Jaman Demokrasi Terpimpin
(1959-1966)
Dalam sistem politik terpimpin ini,
pemerintah melakukan kontrol ketat terhadap kehidupan Pers. Bagi media Pers
yang tidak mencantuman MANIPOL USDEK dalam AD/ART (anggaran dasar dan anggaran
rumah tannga) nya akan mengalami pemberangusan. Artinya Pers kala itu harus jelas menyuarakan
aspirasi partai politik tertentu.
Setelah pemberlakuan peraturan Presiden
Soekarno tentang MANIPOL USDEK, IPMI sebagai lembaga yang Independen mengalami
krisis eksistensi karena dalam tubuh IPMI sendiri terdapat kalangan yang
menginginkan tetap independen, menyuarakan aspirasi rakyat dan ada yang
mengarah ke pola partisan (memihak parpol/kelompok tertentu). Akhinya pada saat
itu, banyak Lembaga Pers mahasiswa yang mengalami kemunduran dan kematian,
akibat pukulan politik ekonomi ataupun dinamika kebangsaan yang berkembang
saaat itu.
Jaman Orde Baru
Setelah peristiwa G.30.S/PKI IPMI sebagai
Lembaga Pers Mahasiswa Indonesia terlibat penuh dalam usaha pelenyapan
Demokrasi Terpimpin dan akhirnya melahirkan Aliansi Segitiga (Aktivis Pers
Mahasiswa, Militer dan Teknokrat) untuk menghancurkan kondisi yang membelenggu
bangsa dalam Outhoritarian.

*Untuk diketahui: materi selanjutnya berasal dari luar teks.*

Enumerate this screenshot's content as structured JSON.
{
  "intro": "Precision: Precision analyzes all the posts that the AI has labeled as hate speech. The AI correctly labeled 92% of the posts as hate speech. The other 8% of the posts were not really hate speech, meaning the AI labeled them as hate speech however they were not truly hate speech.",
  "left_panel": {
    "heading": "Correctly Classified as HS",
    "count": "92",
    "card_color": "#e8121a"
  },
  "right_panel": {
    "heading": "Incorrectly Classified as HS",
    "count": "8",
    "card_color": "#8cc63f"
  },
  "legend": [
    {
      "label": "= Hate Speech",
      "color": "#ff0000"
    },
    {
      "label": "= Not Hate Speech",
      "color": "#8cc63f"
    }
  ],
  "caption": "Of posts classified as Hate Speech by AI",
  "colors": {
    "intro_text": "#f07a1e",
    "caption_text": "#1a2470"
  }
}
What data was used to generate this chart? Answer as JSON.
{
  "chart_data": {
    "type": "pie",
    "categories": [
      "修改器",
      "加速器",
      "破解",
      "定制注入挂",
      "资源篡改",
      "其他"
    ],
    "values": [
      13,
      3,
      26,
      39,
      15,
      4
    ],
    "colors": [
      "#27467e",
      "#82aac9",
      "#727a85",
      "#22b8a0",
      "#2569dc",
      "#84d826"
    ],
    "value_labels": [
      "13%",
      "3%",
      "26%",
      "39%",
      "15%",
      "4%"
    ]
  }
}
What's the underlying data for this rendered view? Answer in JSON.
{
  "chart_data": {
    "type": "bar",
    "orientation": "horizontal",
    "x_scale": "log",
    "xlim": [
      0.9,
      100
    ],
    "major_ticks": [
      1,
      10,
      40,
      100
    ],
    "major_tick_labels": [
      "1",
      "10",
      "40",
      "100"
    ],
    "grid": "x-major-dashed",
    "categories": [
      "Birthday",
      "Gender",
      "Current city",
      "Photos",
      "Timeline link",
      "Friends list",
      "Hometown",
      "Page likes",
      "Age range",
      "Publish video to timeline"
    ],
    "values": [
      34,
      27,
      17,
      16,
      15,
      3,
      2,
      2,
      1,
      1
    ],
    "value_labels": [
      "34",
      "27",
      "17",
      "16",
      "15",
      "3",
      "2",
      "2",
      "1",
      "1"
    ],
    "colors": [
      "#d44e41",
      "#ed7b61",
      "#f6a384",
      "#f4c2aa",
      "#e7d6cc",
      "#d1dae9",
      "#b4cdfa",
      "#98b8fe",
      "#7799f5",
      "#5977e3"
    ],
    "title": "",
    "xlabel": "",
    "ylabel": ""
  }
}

Di era ini tebit harian KAMI yang terkemuka yaitu
Mahasiswa Indonesia (Jabar), Mimbar Demokrasi (Bandung) dan keduanya adalah
penebitan resmi IPMI.
Dengan dipengaruhi keputusan format baru
perpolitikan Indonesia bahwa kegiatan politik diatur oleh pemerintah dan
ditambah kebijaksanaan bagi aktivitas dunia kemahasiswaan harus melakukan back
to campus. Kemudian adanya kebijaksanaan Pemerintah tentang penyerdehanaan
partai Tahun 1975, dilanjutkan dengan disetujuinya keputusan pemerintah oleh
sebagian anggota IPMI bahwa Pers Mahasiswa harus kembali ke kampus maka dalam
Kongres III pada tahun akhirnya IPMI dipaksa untuk back to campus. Terpaksa
kemunduran pun terjadi lagi dalam tubuh IPMI, perlahan-lahan Media-media pers
mahasiswa yang ada di luar kampus banyak yang berguguran.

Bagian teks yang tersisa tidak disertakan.